Unbundling Higher Education

In July 2004, I went to Madras, wore fancy clothes and collected a laminated piece of paper. The piece of paper, formally called “Bachelor of Technology”, certified three things.

First, it said that I had (very likely) got a very good rank in IIT JEE, which enabled me to enrol in the Computer Science B.Tech. program at IIT Madras.  Then, it certified that I had attended a certain number of lectures and laboratories (equivalent to “180 credits”) at IIT Madras. Finally, it certified that I had completed assignments and passed tests administered by IIT Madras to a sufficient degree that qualified me to get the piece of paper.

Note that all these three were necessary conditions to my getting my degree from IIT Madras. Not passing IIT JEE with a fancy enough rank would have precluded me from the other two steps in the first place. Either not attending lectures and labs, or not doing the assignments and exams, would  have meant that my “coursework would be incomplete”, leaving me ineligible to get the degree.

In other words, my higher education was bundled. There is no reason that should be so.

There is no reason that a single entity should have been responsible for entry testing (which is what IIT-JEE essentially is), teaching and exit testing. Each of these three could have been done by an independent entity.

For example, you could have “credentialing entities” or “entry testing entities”, whose job is to test you on things that admissions departments of colleges might test you on. This could include subject tests such as IIT-JEE, or aptitude tests such as GRE, or even evaluations of extra-curricular activities, recommendation letters and essays as practiced in American universities.

Then, you could have “teaching entities”. This is like the MOOCs we already have. The job of these teaching entities is to teach a subject or set of subjects, and make sure you understood your stuff. Testing whether you had learnt the stuff, however, is not the job of the teaching entities. It is also likely that unless there are superstar teachers, the value of these teaching entities comes down, on account of marginal cost pricing, close to zero.

To test whether you learnt your stuff, you have the testing entities. Their job is to test whether your level of knowledge is sufficient to certify that you have learnt a particular subject.  It is well possible that some testing entities might demand that you cleared a particular cutoff on entry tests before you are eligible to get their exit test certificates, but many others may not.

The only downside of this unbundling is that independent evaluation becomes difficult. What do you make of a person who has cleared entry tests  mandated by a certain set of institutions, and exit tests traditionally associated with a completely different set of institutions? Is the entry test certificate (and associated rank or percentile) enough to give you a particular credential or should it be associated with an exit test as well?
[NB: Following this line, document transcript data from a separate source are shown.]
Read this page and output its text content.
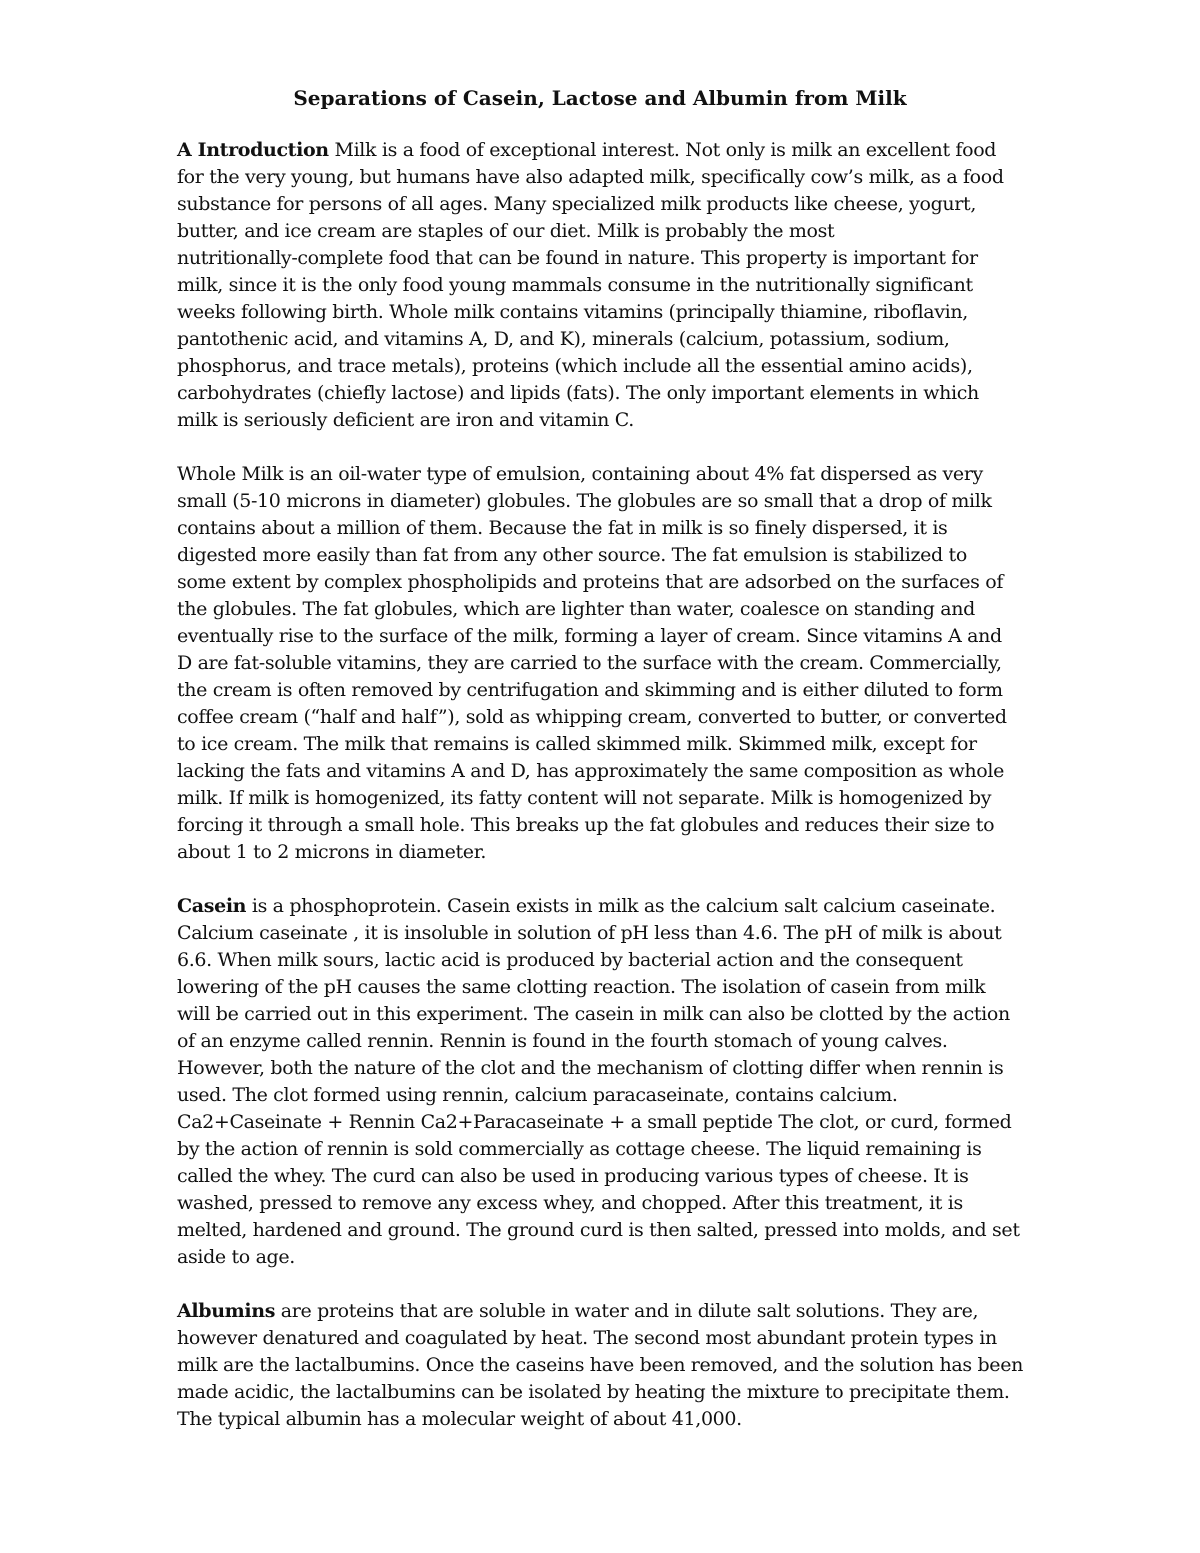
Separations of Casein, Lactose and Albumin from Milk
A Introduction Milk is a food of exceptional interest. Not only is milk an excellent food
for the very young, but humans have also adapted milk, specifically cow’s milk, as a food
substance for persons of all ages. Many specialized milk products like cheese, yogurt,
butter, and ice cream are staples of our diet. Milk is probably the most
nutritionally-complete food that can be found in nature. This property is important for
milk, since it is the only food young mammals consume in the nutritionally significant
weeks following birth. Whole milk contains vitamins (principally thiamine, riboflavin,
pantothenic acid, and vitamins A, D, and K), minerals (calcium, potassium, sodium,
phosphorus, and trace metals), proteins (which include all the essential amino acids),
carbohydrates (chiefly lactose) and lipids (fats). The only important elements in which
milk is seriously deficient are iron and vitamin C.
Whole Milk is an oil-water type of emulsion, containing about 4% fat dispersed as very
small (5-10 microns in diameter) globules. The globules are so small that a drop of milk
contains about a million of them. Because the fat in milk is so finely dispersed, it is
digested more easily than fat from any other source. The fat emulsion is stabilized to
some extent by complex phospholipids and proteins that are adsorbed on the surfaces of
the globules. The fat globules, which are lighter than water, coalesce on standing and
eventually rise to the surface of the milk, forming a layer of cream. Since vitamins A and
D are fat-soluble vitamins, they are carried to the surface with the cream. Commercially,
the cream is often removed by centrifugation and skimming and is either diluted to form
coffee cream (“half and half”), sold as whipping cream, converted to butter, or converted
to ice cream. The milk that remains is called skimmed milk. Skimmed milk, except for
lacking the fats and vitamins A and D, has approximately the same composition as whole
milk. If milk is homogenized, its fatty content will not separate. Milk is homogenized by
forcing it through a small hole. This breaks up the fat globules and reduces their size to
about 1 to 2 microns in diameter.
Casein is a phosphoprotein. Casein exists in milk as the calcium salt calcium caseinate.
Calcium caseinate , it is insoluble in solution of pH less than 4.6. The pH of milk is about
6.6. When milk sours, lactic acid is produced by bacterial action and the consequent
lowering of the pH causes the same clotting reaction. The isolation of casein from milk
will be carried out in this experiment. The casein in milk can also be clotted by the action
of an enzyme called rennin. Rennin is found in the fourth stomach of young calves.
However, both the nature of the clot and the mechanism of clotting differ when rennin is
used. The clot formed using rennin, calcium paracaseinate, contains calcium.
Ca2+Caseinate + Rennin Ca2+Paracaseinate + a small peptide The clot, or curd, formed
by the action of rennin is sold commercially as cottage cheese. The liquid remaining is
called the whey. The curd can also be used in producing various types of cheese. It is
washed, pressed to remove any excess whey, and chopped. After this treatment, it is
melted, hardened and ground. The ground curd is then salted, pressed into molds, and set
aside to age.
Albumins are proteins that are soluble in water and in dilute salt solutions. They are,
however denatured and coagulated by heat. The second most abundant protein types in
milk are the lactalbumins. Once the caseins have been removed, and the solution has been
made acidic, the lactalbumins can be isolated by heating the mixture to precipitate them.
The typical albumin has a molecular weight of about 41,000.
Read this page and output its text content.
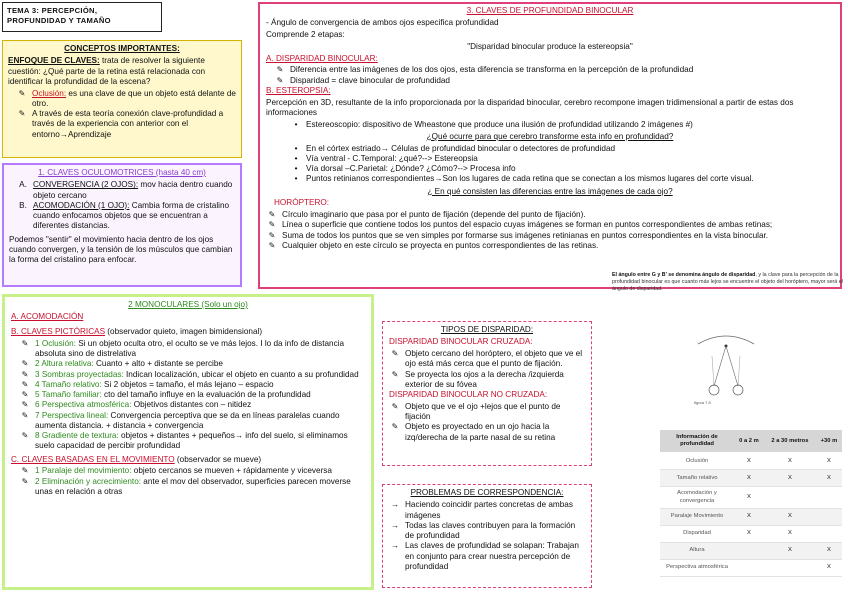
TEMA 3: PERCEPCIÓN,
PROFUNDIDAD Y TAMAÑO
CONCEPTOS IMPORTANTES:

ENFOQUE DE CLAVES: trata de resolver la siguiente cuestión: ¿Qué parte de la retina está relacionada con identificar la profundidad de la escena?

✎ Oclusión: es una clave de que un objeto está delante de otro.
✎ A través de esta teoría conexión clave-profundidad a través de la experiencia con anterior con el entorno→Aprendizaje
1. CLAVES OCULOMOTRICES (hasta 40 cm)
A. CONVERGENCIA (2 OJOS): mov hacia dentro cuando objeto cercano
B. ACOMODACIÓN (1 OJO): Cambia forma de cristalino cuando enfocamos objetos que se encuentran a diferentes distancias.

Podemos "sentir" el movimiento hacia dentro de los ojos cuando convergen, y la tensión de los músculos que cambian la forma del cristalino para enfocar.

3. CLAVES DE PROFUNDIDAD BINOCULAR

- Ángulo de convergencia de ambos ojos especifica profundidad

Comprende 2 etapas:

"Disparidad binocular produce la estereopsia"

A. DISPARIDAD BINOCULAR:

✎ Diferencia entre las imágenes de los dos ojos, esta diferencia se transforma en la percepción de la profundidad
✎ Disparidad = clave binocular de profundidad

B. ESTEROPSIA:

Percepción en 3D, resultante de la info proporcionada por la disparidad binocular, cerebro recompone imagen tridimensional a partir de estas dos informaciones

•	Estereoscopio: dispositivo de Wheastone que produce una ilusión de profundidad utilizando 2 imágenes #)

¿Qué ocurre para que cerebro transforme esta info en profundidad?

•	En el córtex estriado→ Células de profundidad binocular o detectores de profundidad
•	Vía ventral - C.Temporal: ¿qué?--> Estereopsia
•	Vía dorsal –C.Parietal: ¿Dónde? ¿Cómo?--> Procesa info
•	Puntos retinianos correspondientes→Son los lugares de cada retina que se conectan a los mismos lugares del corte visual.

¿ En qué consisten las diferencias entre las imágenes de cada ojo?

HORÓPTERO:

✎ Círculo imaginario que pasa por el punto de fijación (depende del punto de fijación).
✎ Línea o superficie que contiene todos los puntos del espacio cuyas imágenes se forman en puntos correspondientes de ambas retinas;
✎ Suma de todos los puntos que se ven simples por formarse sus imágenes retinianas en puntos correspondientes en la vista binocular.
✎ Cualquier objeto en este círculo se proyecta en puntos correspondientes de las retinas.
2 MONOCULARES (Solo un ojo)

A. ACOMODACIÓN

B. CLAVES PICTÓRICAS (observador quieto, imagen bimidensional)

✎ 1 Oclusión: Si un objeto oculta otro, el oculto se ve más lejos. I lo da info de distancia absoluta sino de distrelativa
✎ 2 Altura relativa: Cuanto + alto + distante se percibe
✎ 3 Sombras proyectadas: Indican localización, ubicar el objeto en cuanto a su profundidad
✎ 4 Tamaño relativo: Si 2 objetos = tamaño, el más lejano – espacio
✎ 5 Tamaño familiar: cto del tamaño influye en la evaluación de la profundidad
✎ 6 Perspectiva atmosférica: Objetivos distantes con – nitidez
✎ 7 Perspectiva lineal: Convergencia perceptiva que se da en líneas paralelas cuando aumenta distancia. + distancia + convergencia
✎ 8 Gradiente de textura: objetos + distantes + pequeños→ info del suelo, si eliminamos suelo capacidad de percibir profundidad

C. CLAVES BASADAS EN EL MOVIMIENTO (observador se mueve)

✎ 1 Paralaje del movimiento: objeto cercanos se mueven + rápidamente y viceversa
✎ 2 Eliminación y acrecimiento: ante el mov del observador, superficies parecen moverse unas en relación a otras
TIPOS DE DISPARIDAD:

DISPARIDAD BINOCULAR CRUZADA:

✎ Objeto cercano del horóptero, el objeto que ve el ojo está más cerca que el punto de fijación.
✎ Se proyecta los ojos a la derecha /izquierda exterior de su fóvea

DISPARIDAD BINOCULAR NO CRUZADA:

✎ Objeto que ve el ojo +lejos que el punto de fijación
✎ Objeto es proyectado en un ojo hacia la izq/derecha de la parte nasal de su retina
PROBLEMAS DE CORRESPONDENCIA:
→ Haciendo coincidir partes concretas de ambas imágenes
→ Todas las claves contribuyen para la formación de profundidad
→ Las claves de profundidad se solapan: Trabajan en conjunto para crear nuestra percepción de profundidad
El ángulo entre G y B' se denomina ángulo de disparidad, y la clave para la percepción de la profundidad binocular es que cuanto más lejos se encuentre el objeto del horóptero, mayor será el ángulo de disparidad.
figura 7.8
Información de profundidad	0 a 2 m	2 a 30 metros	+30 m
Oclusión	X	X	X
Tamaño relativo	X	X	X
Acomodación y convergencia	X		
Paralaje Movimiento	X	X	
Disparidad	X	X	
Altura		X	X
Perspectiva atmosférica			X
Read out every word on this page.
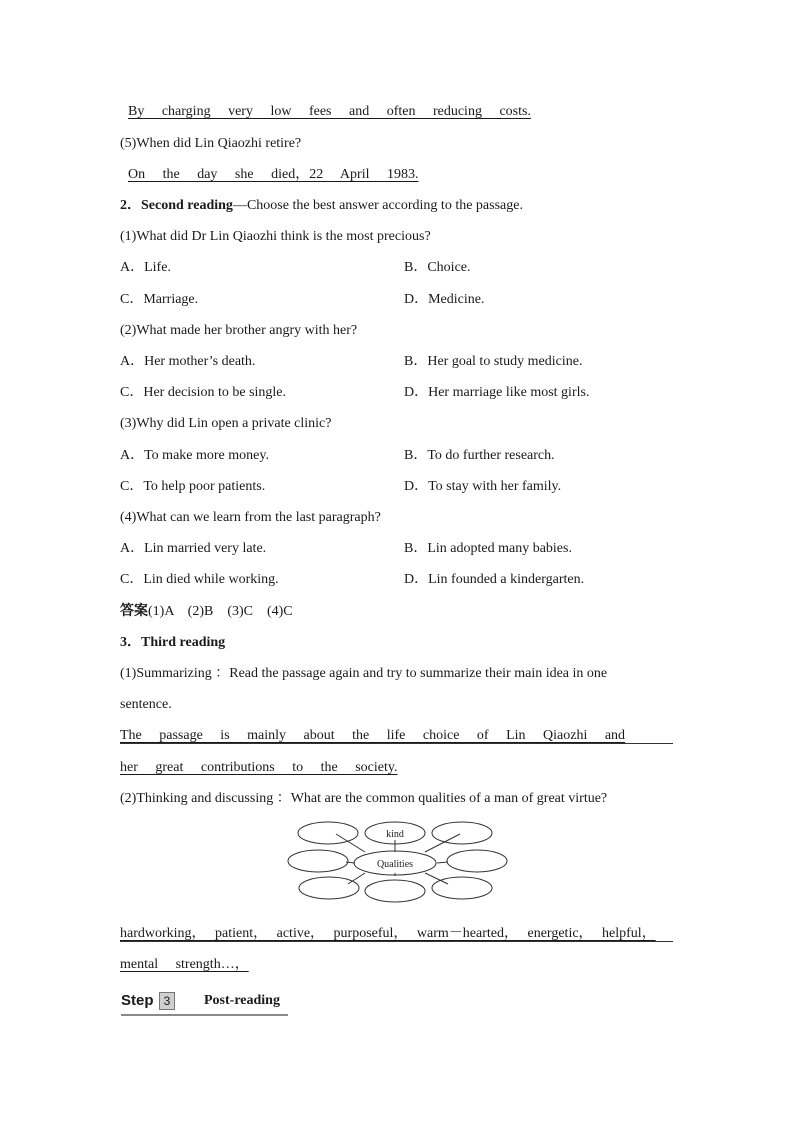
By charging very low fees and often reducing costs.
(5)When did Lin Qiaozhi retire?
On the day she died，22 April 1983.
2．Second reading—Choose the best answer according to the passage.
(1)What did Dr Lin Qiaozhi think is the most precious?
A．Life.	B．Choice.
C．Marriage.	D．Medicine.
(2)What made her brother angry with her?
A．Her mother’s death.	B．Her goal to study medicine.
C．Her decision to be single.	D．Her marriage like most girls.
(3)Why did Lin open a private clinic?
A．To make more money.	B．To do further research.
C．To help poor patients.	D．To stay with her family.
(4)What can we learn from the last paragraph?
A．Lin married very late.	B．Lin adopted many babies.
C．Lin died while working.	D．Lin founded a kindergarten.
答案(1)A　(2)B　(3)C　(4)C
3．Third reading
(1)Summarizing ：Read the passage again and try to summarize their main idea in one
sentence.
The passage is mainly about the life choice of Lin Qiaozhi and
her great contributions to the society.
(2)Thinking and discussing ：What are the common qualities of a man of great virtue?
kind
Qualities
hardworking， patient， active， purposeful， warm－hearted， energetic， helpful，
mental strength…，
Step 3	Post-reading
These complications are possibly why higher education hasn’t experimented with any such unbundling so far (though MOOCs have taken the teaching bit outside the traditional classroom).

However, there is an opportunity now. Covid-19 means that several universities have decided to have online-only classes in 2019-20. Without the peer learning aspect, people are wondering if it is worth paying the traditional amount for these schools. People are also calling for top universities to expand their programs since the marginal cost is slipping further, with the backlash being that this will “dilute” the degrees.

This is where unbundling comes into play. Essentially anyone should be able to attend the Harvard lectures, and maybe even do the Harvard exams (if this can be done with a sufficiently low marginal cost). However, you get a Harvard degree if and only if you have cleared the traditional Harvard admission criteria (maybe the rest get a diploma or something?).

Some other people might decide upon clearing the traditional Harvard admission criteria that this credential itself is sufficient for them and not bother getting the full degree. The possibilities are endless.

Old-time readers of this blog might remember that I had almost experimented with something like this. Highly disillusioned during my first year at IIT, I had considered dropping out, reasoning that my JEE rank was credential enough. Finally, I turned out to be too much of a chicken to do that.